In a nutshell, employee training:
- increases productivity
- improves employee retention
- improves service quality
- broadens the employee knowledge of the business
- encourages loyalty
- teaches new skills that can benefit the employee outside of the organisation
- increases employee engagement
- reduces replacement hire costs
- helps with motivation.
Specific on-the-job training can manifest employee confidence and familiarity with systems, which in turn improves the quality and value of services. Employees begin to take more pride in their work as they retain key concepts and reach personal goals more easily. As they feel more confident with duties, employees can begin to train and mentor other employees, which reinforces the initial training again and helps to develop social connections within the work environment.
How Much Training Should Your Organisation Conduct?
The advice I heard recently, "You train until you don't need to train anymore."
In the USA, the top 125 companies for training are spending between 0.30% to 8% of payroll as their training budget. The top company in this list, published online by trainingmag.com is Farmers Insurance in LA, who have an innovative training program that includes Pulse Checks and an Employee Benefit Webinar.
If you are planning an employee training program within your organisation, then you will benefit from conducting an ROI on Training. Multinational, Business Training Experts have released a free training white paper on How to Determine Training ROI.
What types of training should employees receive?
- Orientation, Induction, Onboarding programs are designed to help welcome and train new employees and induct them into the organisation's values and culture.

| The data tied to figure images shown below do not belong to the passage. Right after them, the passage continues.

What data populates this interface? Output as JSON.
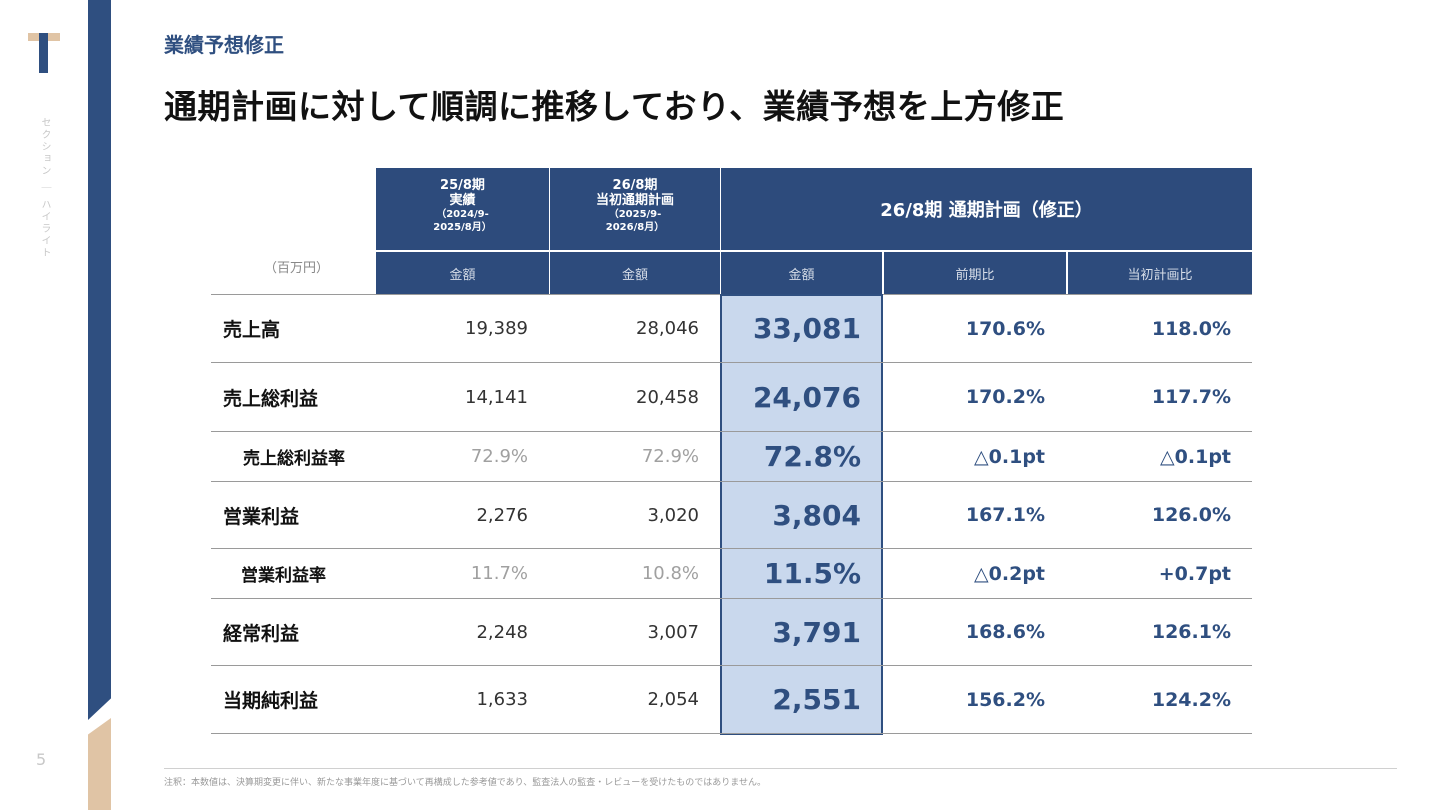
{
  "side": {
    "vertical_text": "セクション ｜ ハイライト",
    "page_number": "5"
  },
  "header": {
    "section": "業績予想修正",
    "title": "通期計画に対して順調に推移しており、業績予想を上方修正"
  },
  "table": {
    "unit": "（百万円）",
    "columns": [
      {
        "period": "25/8期",
        "name": "実績",
        "range": "（2024/9-\n2025/8月）",
        "sub": "金額"
      },
      {
        "period": "26/8期",
        "name": "当初通期計画",
        "range": "（2025/9-\n2026/8月）",
        "sub": "金額"
      }
    ],
    "revised_header": "26/8期 通期計画（修正）",
    "revised_subs": [
      "金額",
      "前期比",
      "当初計画比"
    ],
    "rows": [
      {
        "label": "売上高",
        "a": "19,389",
        "b": "28,046",
        "c": "33,081",
        "d": "170.6%",
        "e": "118.0%"
      },
      {
        "label": "売上総利益",
        "a": "14,141",
        "b": "20,458",
        "c": "24,076",
        "d": "170.2%",
        "e": "117.7%"
      },
      {
        "label": "売上総利益率",
        "a": "72.9%",
        "b": "72.9%",
        "c": "72.8%",
        "d": "△0.1pt",
        "e": "△0.1pt"
      },
      {
        "label": "営業利益",
        "a": "2,276",
        "b": "3,020",
        "c": "3,804",
        "d": "167.1%",
        "e": "126.0%"
      },
      {
        "label": "営業利益率",
        "a": "11.7%",
        "b": "10.8%",
        "c": "11.5%",
        "d": "△0.2pt",
        "e": "+0.7pt"
      },
      {
        "label": "経常利益",
        "a": "2,248",
        "b": "3,007",
        "c": "3,791",
        "d": "168.6%",
        "e": "126.1%"
      },
      {
        "label": "当期純利益",
        "a": "1,633",
        "b": "2,054",
        "c": "2,551",
        "d": "156.2%",
        "e": "124.2%"
      }
    ]
  },
  "footnote": "注釈：本数値は、決算期変更に伴い、新たな事業年度に基づいて再構成した参考値であり、監査法人の監査・レビューを受けたものではありません。",
  "colors": {
    "navy": "#2d4b7c",
    "accent": "#2f4f80",
    "tan": "#e0c4a5",
    "highlight": "#c9d8ed"
  }
}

- On-the-Job Training is training conducted while the employee is performing their duties. It can be specific or general. Specific relates to skills that apply only to that organisation and are not transferable elsewhere, whereas general skills can be useful for future employment options.

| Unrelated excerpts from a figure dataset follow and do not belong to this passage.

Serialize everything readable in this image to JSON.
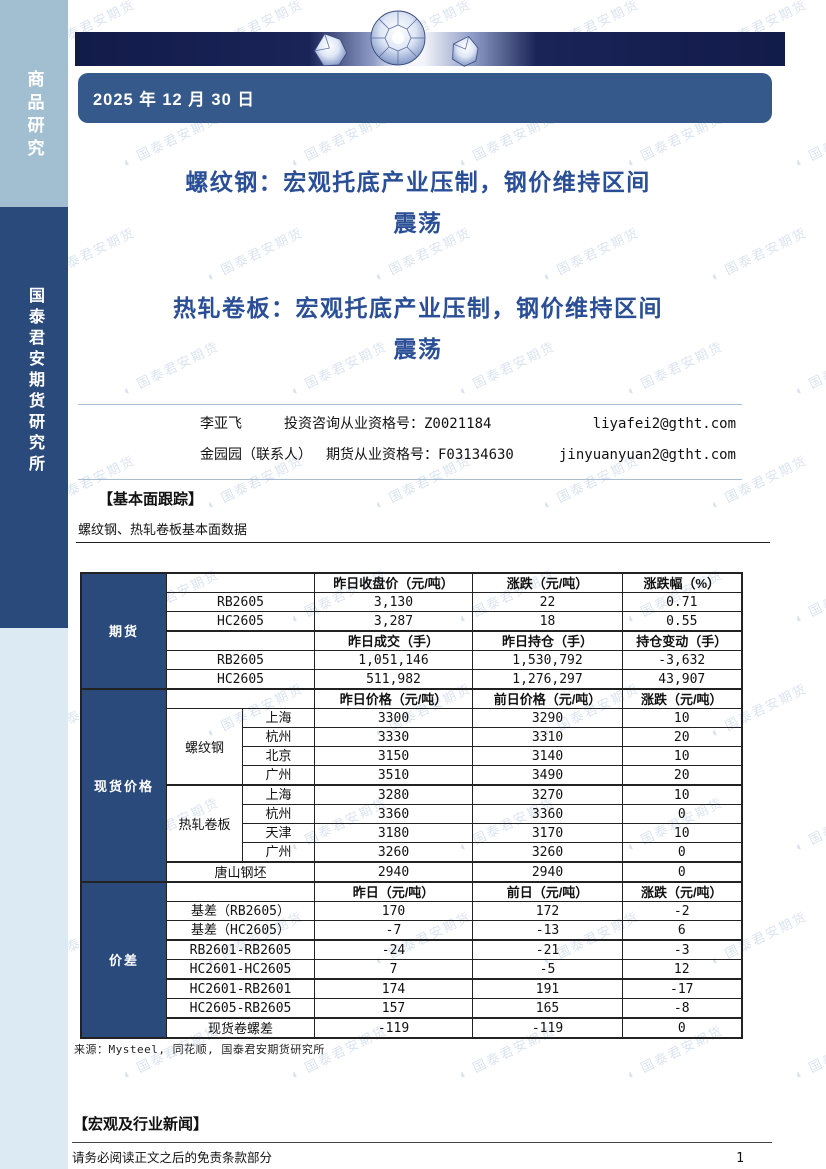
{
  "page": {
    "date": "2025 年 12 月 30 日",
    "footer_note": "请务必阅读正文之后的免责条款部分",
    "page_number": "1"
  },
  "sidebar": {
    "top_label": "商品研究",
    "bottom_label": "国泰君安期货研究所"
  },
  "titles": {
    "title1_lines": [
      "螺纹钢：宏观托底产业压制，钢价维持区间",
      "震荡"
    ],
    "title2_lines": [
      "热轧卷板：宏观托底产业压制，钢价维持区间",
      "震荡"
    ]
  },
  "analysts": [
    {
      "name": "李亚飞",
      "credential": "投资咨询从业资格号：Z0021184",
      "email": "liyafei2@gtht.com"
    },
    {
      "name": "金园园（联系人）",
      "credential": "期货从业资格号：F03134630",
      "email": "jinyuanyuan2@gtht.com"
    }
  ],
  "sections": {
    "fundamentals_heading": "【基本面跟踪】",
    "table_caption": "螺纹钢、热轧卷板基本面数据",
    "source_note": "来源：Mysteel, 同花顺, 国泰君安期货研究所",
    "news_heading": "【宏观及行业新闻】"
  },
  "watermark": {
    "text": "国泰君安期货"
  },
  "colors": {
    "title_blue": "#2b4f96",
    "banner_navy": "#131c4c",
    "date_bar_blue": "#35598a",
    "sidebar_top_blue": "#a2bfd1",
    "sidebar_mid_navy": "#2b4a7c",
    "sidebar_bottom_blue": "#dceaf3",
    "table_section_navy": "#2b4a7c",
    "watermark_blue": "#9fb8d8"
  },
  "table": {
    "sections": {
      "futures": "期货",
      "spot": "现货价格",
      "spread": "价差"
    },
    "products": {
      "rebar": "螺纹钢",
      "hrc": "热轧卷板"
    },
    "fut_head": [
      "昨日收盘价（元/吨）",
      "涨跌（元/吨）",
      "涨跌幅（%）"
    ],
    "fut": [
      [
        "RB2605",
        "3,130",
        "22",
        "0.71"
      ],
      [
        "HC2605",
        "3,287",
        "18",
        "0.55"
      ]
    ],
    "fut_head2": [
      "昨日成交（手）",
      "昨日持仓（手）",
      "持仓变动（手）"
    ],
    "fut2": [
      [
        "RB2605",
        "1,051,146",
        "1,530,792",
        "-3,632"
      ],
      [
        "HC2605",
        "511,982",
        "1,276,297",
        "43,907"
      ]
    ],
    "spot_head": [
      "昨日价格（元/吨）",
      "前日价格（元/吨）",
      "涨跌（元/吨）"
    ],
    "rebar": [
      [
        "上海",
        "3300",
        "3290",
        "10"
      ],
      [
        "杭州",
        "3330",
        "3310",
        "20"
      ],
      [
        "北京",
        "3150",
        "3140",
        "10"
      ],
      [
        "广州",
        "3510",
        "3490",
        "20"
      ]
    ],
    "hrc": [
      [
        "上海",
        "3280",
        "3270",
        "10"
      ],
      [
        "杭州",
        "3360",
        "3360",
        "0"
      ],
      [
        "天津",
        "3180",
        "3170",
        "10"
      ],
      [
        "广州",
        "3260",
        "3260",
        "0"
      ]
    ],
    "billet": [
      "唐山钢坯",
      "2940",
      "2940",
      "0"
    ],
    "spread_head": [
      "昨日（元/吨）",
      "前日（元/吨）",
      "涨跌（元/吨）"
    ],
    "spread": [
      [
        "基差（RB2605）",
        "170",
        "172",
        "-2"
      ],
      [
        "基差（HC2605）",
        "-7",
        "-13",
        "6"
      ],
      [
        "RB2601-RB2605",
        "-24",
        "-21",
        "-3"
      ],
      [
        "HC2601-HC2605",
        "7",
        "-5",
        "12"
      ],
      [
        "HC2601-RB2601",
        "174",
        "191",
        "-17"
      ],
      [
        "HC2605-RB2605",
        "157",
        "165",
        "-8"
      ],
      [
        "现货卷螺差",
        "-119",
        "-119",
        "0"
      ]
    ]
  }
}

- Refresher training is designed to assist with re-training and includes training for performance or behavioural counselling programs.
- Development or Upgrading is the learning of new skills and knowledge which may be useful for providing to committed employees involved in succession planning programs or new projects.
The influence of training within an organisation needs to be measured and reviewed to determine its effect. Reported in an IBM White Paper, "The Value of Training", A Merrill Lynch study reports Motorola's spending in training has gained per dollar spent on training, an estimated US $30 in productivity gains within three years.
Don't Underestimate The Value of Training
Over the last twenty years, I've worked for a variety of organisations where "training" was often rolled out as the issue of memorandum, written policy or procedure. Employees were requested to read and sign. This is not training, but safe guarding an organisation. It provides no real benefit to the employee, who may often sign without reading or understanding the directive. In this type of situation, senior and line managers need to deliver the content of the memorandum to their subordinates, in a way which is both meaningful and results driven. For training to be successfully delivered, Managers also need to receive training on how to train their people and how effective training benefits not just the organisation, but their role within it.
Organisations that promote employee training programs as an employee benefit, attract candidates seeking career progression and with a far greater willingness to commit.Studies have shown that there is a strong correlation with the training and commitment which fosters employee retention.
Training is an opportunity for an organisation to foster cultural change and brand awareness, while strategically developing the workforce to provide improved productivity and services.
How well does your organisation embrace employee training?